Médiation

Selon Gandhi, « on peut juger de la grandeur d'une nation par la façon dont les animaux y sont traités ». Je le comprends ainsi : le sort fait aux bêtes est le maître-étalon, qu'il signale l'injustice, la cupidité ou la fausseté, d’une société comme les animaux sont sous l’entière domination de l’humanité contre laquelle ils sont impuissants. Ils ne peuvent ni utiliser la force ni se faire leur propre avocat pour se faire comprendre et, surtout faire admettre, la psyché humaine étant retorse, les mauvais traitements dont ils sont victimes. 
 
Ils ont un besoin absolu d’agents médiateurs, i-e d’esprits sensibles qui observent sans préjugés, y circulant librement, la sphère agitée des affaires humaines, pour considérer ce qui leur arrive, s’en indigner et faire ce qu'ils peuvent pour que le scandale cesse. Hélas, ces agents de liaison entre l’humanité et les animaux ne peuvent être recherchés que là même où se trouve le mal ! Les animaux mettent à l’épreuve, de la façon la plus pure qui soit, non seulement notre pensée, mais aussi notre cœur, notre générosité, notre volonté, notre capacité à agir. Avec eux, on ne peut pas tricher.  

Améliorer leur condition apparaît utopique quand on considère nos démocraties de consumation. Dans une telle société, la défense de la cause animale est des plus ingrates. Même à l’égard de ses intérêts immédiats, comme la lutte contre la dégradation écologique de la planète, l’humanité fait preuve d’une grande mollesse. Les animaux sacrifiés chaque année par milliards de façon horrible ne peuvent compter au mieux que sur des miettes d’attention, et souvent de façon égocentrique en s’inquiétant d’abord (ou ultimement comme pour s’excuser de manquer un instant à ce qui est vraiment important) des problèmes posés pour le sacro-saint bien-être de notre espèce. Ce n’est pas ainsi qu’un esprit libre et sensible peut s’emparer de la question animale si, au lieu de diriger ses yeux vers les animaux, il s’en détourne pour contempler encore l’humanité. 

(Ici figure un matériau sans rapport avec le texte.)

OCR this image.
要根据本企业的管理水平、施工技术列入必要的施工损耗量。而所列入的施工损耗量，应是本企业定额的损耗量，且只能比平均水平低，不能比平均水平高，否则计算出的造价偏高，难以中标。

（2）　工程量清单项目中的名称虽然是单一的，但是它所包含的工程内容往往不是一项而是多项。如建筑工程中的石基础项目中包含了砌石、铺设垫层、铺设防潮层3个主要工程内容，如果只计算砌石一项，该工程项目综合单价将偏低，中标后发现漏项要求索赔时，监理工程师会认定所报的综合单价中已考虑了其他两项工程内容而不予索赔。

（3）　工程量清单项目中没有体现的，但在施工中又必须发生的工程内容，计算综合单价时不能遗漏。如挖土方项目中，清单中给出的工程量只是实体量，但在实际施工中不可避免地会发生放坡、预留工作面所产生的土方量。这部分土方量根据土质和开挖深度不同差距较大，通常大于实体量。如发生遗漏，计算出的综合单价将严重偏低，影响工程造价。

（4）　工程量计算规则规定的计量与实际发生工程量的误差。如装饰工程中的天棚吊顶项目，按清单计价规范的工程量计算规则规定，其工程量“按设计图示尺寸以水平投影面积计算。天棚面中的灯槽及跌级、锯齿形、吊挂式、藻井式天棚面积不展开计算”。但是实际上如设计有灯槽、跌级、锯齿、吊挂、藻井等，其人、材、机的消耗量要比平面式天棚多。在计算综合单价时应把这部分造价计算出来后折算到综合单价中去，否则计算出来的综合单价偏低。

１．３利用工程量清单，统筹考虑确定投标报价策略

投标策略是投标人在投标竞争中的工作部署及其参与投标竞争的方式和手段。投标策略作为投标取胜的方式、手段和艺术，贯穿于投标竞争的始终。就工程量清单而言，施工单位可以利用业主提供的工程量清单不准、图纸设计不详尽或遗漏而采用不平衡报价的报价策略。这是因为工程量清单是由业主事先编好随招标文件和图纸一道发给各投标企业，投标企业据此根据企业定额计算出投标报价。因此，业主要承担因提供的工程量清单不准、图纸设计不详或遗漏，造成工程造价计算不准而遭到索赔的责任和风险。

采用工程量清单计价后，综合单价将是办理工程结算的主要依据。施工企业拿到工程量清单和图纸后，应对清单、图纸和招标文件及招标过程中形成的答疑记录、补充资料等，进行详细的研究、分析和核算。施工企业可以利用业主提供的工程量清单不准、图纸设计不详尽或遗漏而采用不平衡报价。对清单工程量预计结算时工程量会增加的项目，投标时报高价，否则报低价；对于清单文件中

Personnellement, je demeure pessimiste pour l’avenir des animaux. Et pourtant, je pense que si l’humanité faisait le premier effort de mettre en question ses représentations et ses habitudes, il ne lui serait sans doute pas si difficile de changer les choses. Essayons d'avoir l'esprit un peu ouvert. Quels efforts individuels ou sociaux, les dispositions suivantes nécessiteraient ?  

– Réduire la consommation de viande ainsi que celles du lait et des œufs, toutes devenues excessives dans nos sociétés d'abondance. 

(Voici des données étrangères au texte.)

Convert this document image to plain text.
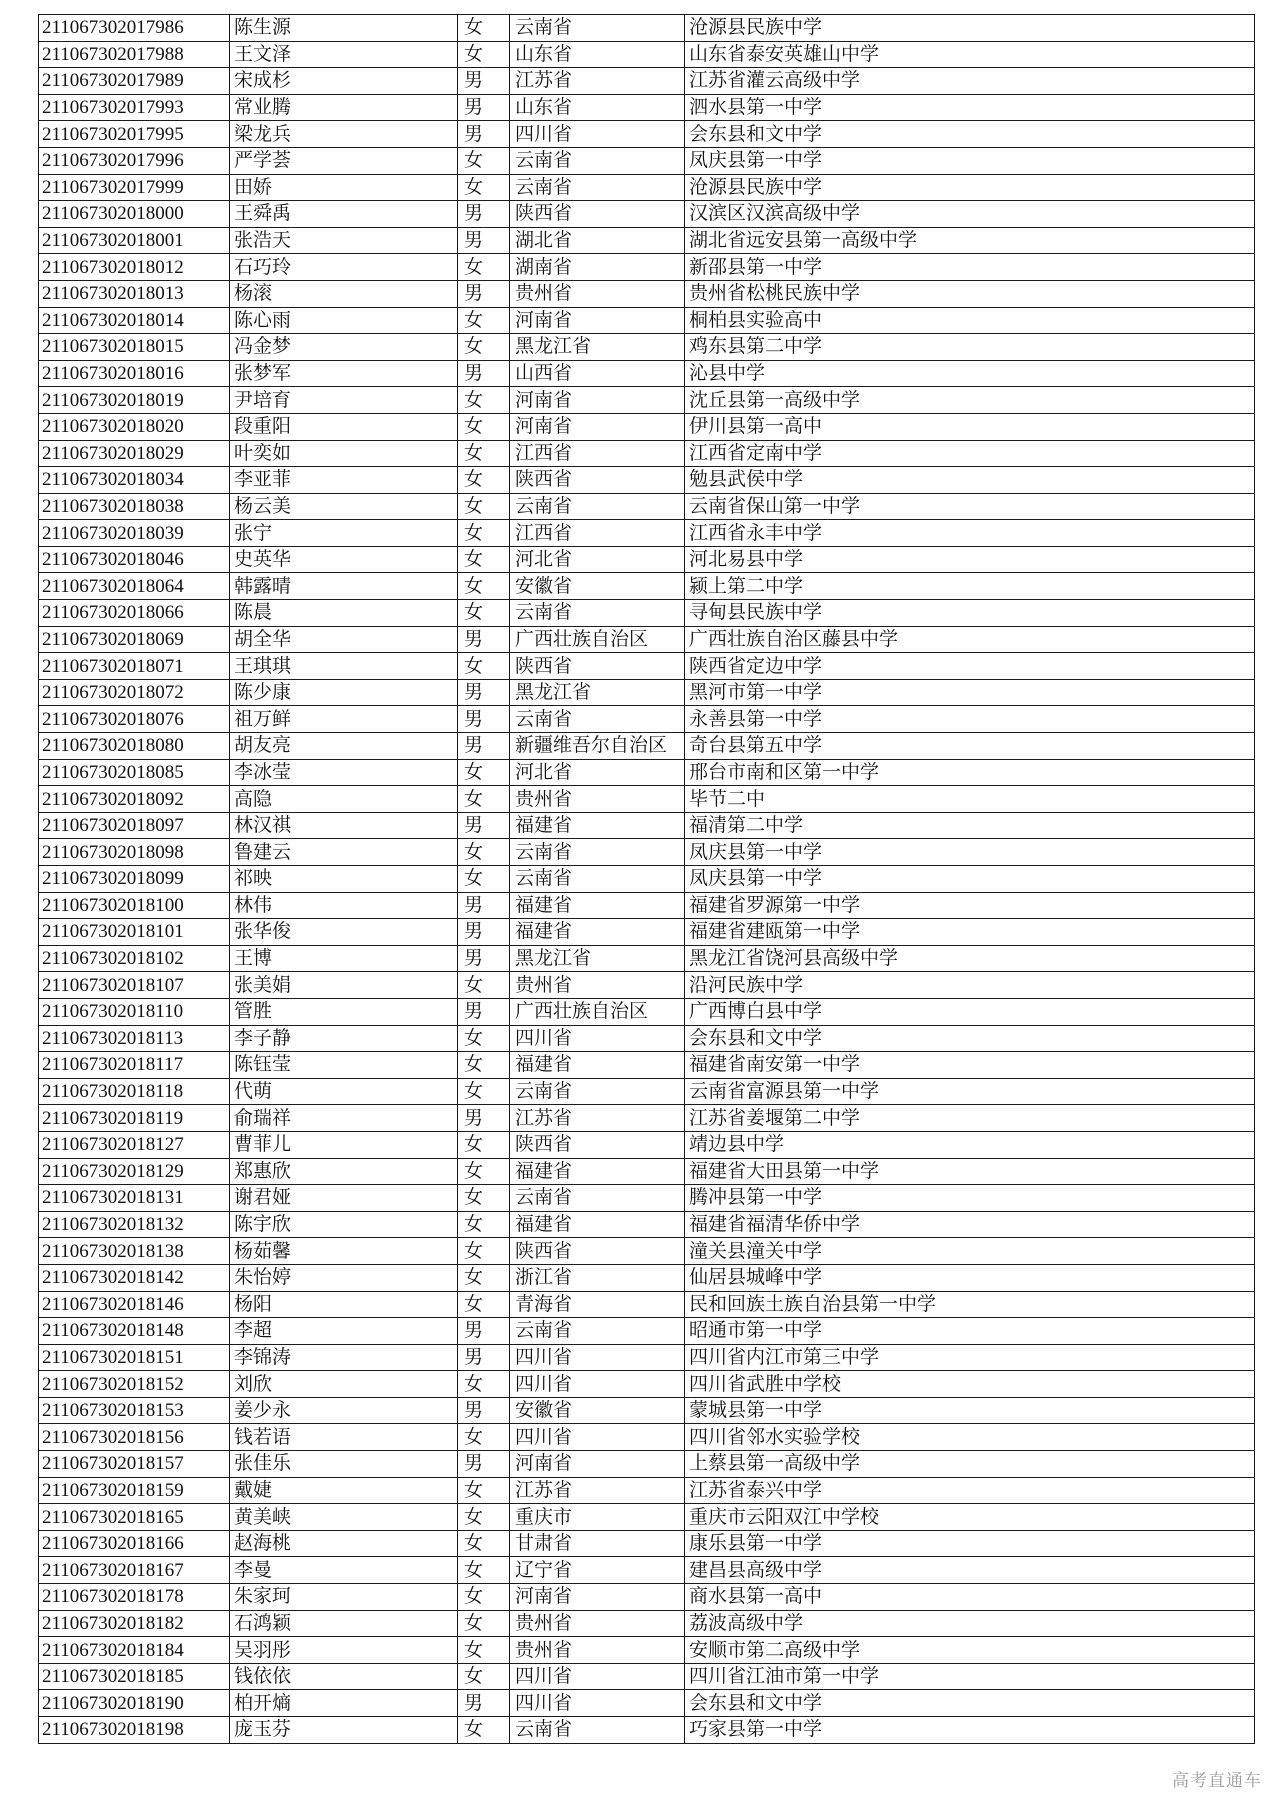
211067302017986	陈生源	女	云南省	沧源县民族中学
211067302017988	王文泽	女	山东省	山东省泰安英雄山中学
211067302017989	宋成杉	男	江苏省	江苏省灌云高级中学
211067302017993	常业腾	男	山东省	泗水县第一中学
211067302017995	梁龙兵	男	四川省	会东县和文中学
211067302017996	严学荟	女	云南省	凤庆县第一中学
211067302017999	田娇	女	云南省	沧源县民族中学
211067302018000	王舜禹	男	陕西省	汉滨区汉滨高级中学
211067302018001	张浩天	男	湖北省	湖北省远安县第一高级中学
211067302018012	石巧玲	女	湖南省	新邵县第一中学
211067302018013	杨滚	男	贵州省	贵州省松桃民族中学
211067302018014	陈心雨	女	河南省	桐柏县实验高中
211067302018015	冯金梦	女	黑龙江省	鸡东县第二中学
211067302018016	张梦军	男	山西省	沁县中学
211067302018019	尹培育	女	河南省	沈丘县第一高级中学
211067302018020	段重阳	女	河南省	伊川县第一高中
211067302018029	叶奕如	女	江西省	江西省定南中学
211067302018034	李亚菲	女	陕西省	勉县武侯中学
211067302018038	杨云美	女	云南省	云南省保山第一中学
211067302018039	张宁	女	江西省	江西省永丰中学
211067302018046	史英华	女	河北省	河北易县中学
211067302018064	韩露晴	女	安徽省	颍上第二中学
211067302018066	陈晨	女	云南省	寻甸县民族中学
211067302018069	胡全华	男	广西壮族自治区	广西壮族自治区藤县中学
211067302018071	王琪琪	女	陕西省	陕西省定边中学
211067302018072	陈少康	男	黑龙江省	黑河市第一中学
211067302018076	祖万鲜	男	云南省	永善县第一中学
211067302018080	胡友亮	男	新疆维吾尔自治区	奇台县第五中学
211067302018085	李冰莹	女	河北省	邢台市南和区第一中学
211067302018092	高隐	女	贵州省	毕节二中
211067302018097	林汉祺	男	福建省	福清第二中学
211067302018098	鲁建云	女	云南省	凤庆县第一中学
211067302018099	祁映	女	云南省	凤庆县第一中学
211067302018100	林伟	男	福建省	福建省罗源第一中学
211067302018101	张华俊	男	福建省	福建省建瓯第一中学
211067302018102	王博	男	黑龙江省	黑龙江省饶河县高级中学
211067302018107	张美娟	女	贵州省	沿河民族中学
211067302018110	管胜	男	广西壮族自治区	广西博白县中学
211067302018113	李子静	女	四川省	会东县和文中学
211067302018117	陈钰莹	女	福建省	福建省南安第一中学
211067302018118	代萌	女	云南省	云南省富源县第一中学
211067302018119	俞瑞祥	男	江苏省	江苏省姜堰第二中学
211067302018127	曹菲儿	女	陕西省	靖边县中学
211067302018129	郑惠欣	女	福建省	福建省大田县第一中学
211067302018131	谢君娅	女	云南省	腾冲县第一中学
211067302018132	陈宇欣	女	福建省	福建省福清华侨中学
211067302018138	杨茹馨	女	陕西省	潼关县潼关中学
211067302018142	朱怡婷	女	浙江省	仙居县城峰中学
211067302018146	杨阳	女	青海省	民和回族土族自治县第一中学
211067302018148	李超	男	云南省	昭通市第一中学
211067302018151	李锦涛	男	四川省	四川省内江市第三中学
211067302018152	刘欣	女	四川省	四川省武胜中学校
211067302018153	姜少永	男	安徽省	蒙城县第一中学
211067302018156	钱若语	女	四川省	四川省邻水实验学校
211067302018157	张佳乐	男	河南省	上蔡县第一高级中学
211067302018159	戴婕	女	江苏省	江苏省泰兴中学
211067302018165	黄美峡	女	重庆市	重庆市云阳双江中学校
211067302018166	赵海桃	女	甘肃省	康乐县第一中学
211067302018167	李曼	女	辽宁省	建昌县高级中学
211067302018178	朱家珂	女	河南省	商水县第一高中
211067302018182	石鸿颖	女	贵州省	荔波高级中学
211067302018184	吴羽彤	女	贵州省	安顺市第二高级中学
211067302018185	钱依依	女	四川省	四川省江油市第一中学
211067302018190	柏开熵	男	四川省	会东县和文中学
211067302018198	庞玉芬	女	云南省	巧家县第一中学
高考直通车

– Accepter de payer ces produits plus cher pour que les animaux d’élevage aient une existence meilleure. 

– S’abstenir de manger du foie gras, les canards et les oies subissant, à cause du gavage forcé, une vie de torture, purement et simplement.  

– Ne pas acheter de vêtements en fourrure et en cuir dont on peut tout à fait se passer pour se couvrir de nos jours, car des animaux sont élevés spécialement pour cela. 

– Interdire la corrida, cruelle pour le taureau, quelque argument en sa faveur l’on puisse avancer, ainsi que l’usage dans les cirques des animaux dont les conditions de vie sont inadaptées et le dressage violent. 

– Réduire l’utilisation des animaux de laboratoire par des contrôles plus stricts et l’emploi obligatoire des méthodes alternatives déjà existantes tout en investissant dans la recherche de nouvelles. La science aussi est un nid de préjugés et de mauvaises habitudes qui torturent pour rien des millions d’animaux. 

Etc. 

Toutes ces dispositions ne sont pas idéales, mais enfin, si l’humanité s’engageait à les prendre alors qu’elles lui coûteraient peu, ce serait déjà bon. Cependant, le problème fondamental est que notre société n’est pas encline à la restriction, c’est quelque chose en fait qu’elle rejette. Si elle s’y résout, c’est du plus mauvais gré quand la nécessité l’accule. Et dans tout ça, les animaux viennent en bout de chaîne. Sur le plan politique, même les écologistes ne promeuvent aucune mesure concrète et forte en leur faveur. Alors que la croissance capitaliste est menacée d'un naufrage, la souffrance des animaux, passant par perte et profit, ne trouble point les écologistes. Ou à peine, pour la bonne contenance.